As followers of The Way, we are called to be steadfast in our faith, aware that along this Way we will meet up with inhospitable neighbors, friends who betray us, injustice at the hands of earthy authorities, and even death. Just as importantly, along this Way we will walk away from justifiable revenge and retaliation and follow Jesus’ Way: a way of humility and forgiveness.

St. Paul advises the Galatian Church to do that by becoming slaves to one another. We hear these words with the ears of a modern people who have not been subject to slavery lately. But when Paul spoke them, slavery was commonplace, and an ever-present threat. Paul’s words would have been shocking to his listeners… become slaves …by choice?

Yet that is the truth of it, and in that truth is our freedom. As followers of Jesus’ Way, we have the freedom of living in and being guided by the Spirit of God. And here are the fruits of that freedom: love, joy, peace, patience, kindness, generosity, faithfulness, gentleness, and self-control.

We can love everyone God brings into our lives – without judgment and without fear – and we can let them know that we do… and why we do. We can enjoy our lives and live them in peace – the kind of peace that isn’t attached to circumstances (which may be good or bad at any moment in time). This is the kind of peace that by-passes our understanding and lives deeply in our hearts. We can be patient while God acts to redeem, knowing that God IS acting to redeem everyone and everything through the perfect Love that died and rose again for us.

Therefore, freed from the need to worry about or earn our salvation, freed from the need to judge and fix circumstances or people, we can be kind and generous to everyone. We can be gentle with ourselves as we grow in our faith and gentle with others who may not have been treated very kindly or gently by the world and, therefore, may not believe that they really matter – to us or to God. (Note: that can be any one of us at sometime in our lives.)

As our faith grows, so does our self-control, so we can hold our tongues when they need to lash out, because we can choose to let gentleness reign in our hearts.

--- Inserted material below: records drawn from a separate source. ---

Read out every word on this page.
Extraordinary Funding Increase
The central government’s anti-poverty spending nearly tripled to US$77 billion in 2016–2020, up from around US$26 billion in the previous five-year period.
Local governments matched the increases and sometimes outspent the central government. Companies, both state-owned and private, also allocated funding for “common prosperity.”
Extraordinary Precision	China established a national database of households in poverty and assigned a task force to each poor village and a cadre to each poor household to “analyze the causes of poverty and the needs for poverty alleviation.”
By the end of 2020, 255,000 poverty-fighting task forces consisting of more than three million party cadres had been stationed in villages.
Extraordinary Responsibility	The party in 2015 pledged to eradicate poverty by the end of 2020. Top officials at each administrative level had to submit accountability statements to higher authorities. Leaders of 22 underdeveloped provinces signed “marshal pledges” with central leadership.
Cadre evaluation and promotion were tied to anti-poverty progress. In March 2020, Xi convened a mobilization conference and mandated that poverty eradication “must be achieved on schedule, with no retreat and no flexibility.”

We can share all that we have until we have no more knowing that, in the big picture of God’s abundant love, there will always be enough - for them and for us. And we can love sacrificially knowing that the pain of that kind of love was first felt by our Savior on the cross – and it opened to us the way of freedom and peace.

We are followers of Jesus’ Way, and as such our faces are set on eternal life – life in the eternal presence of God – here, now, and forevermore.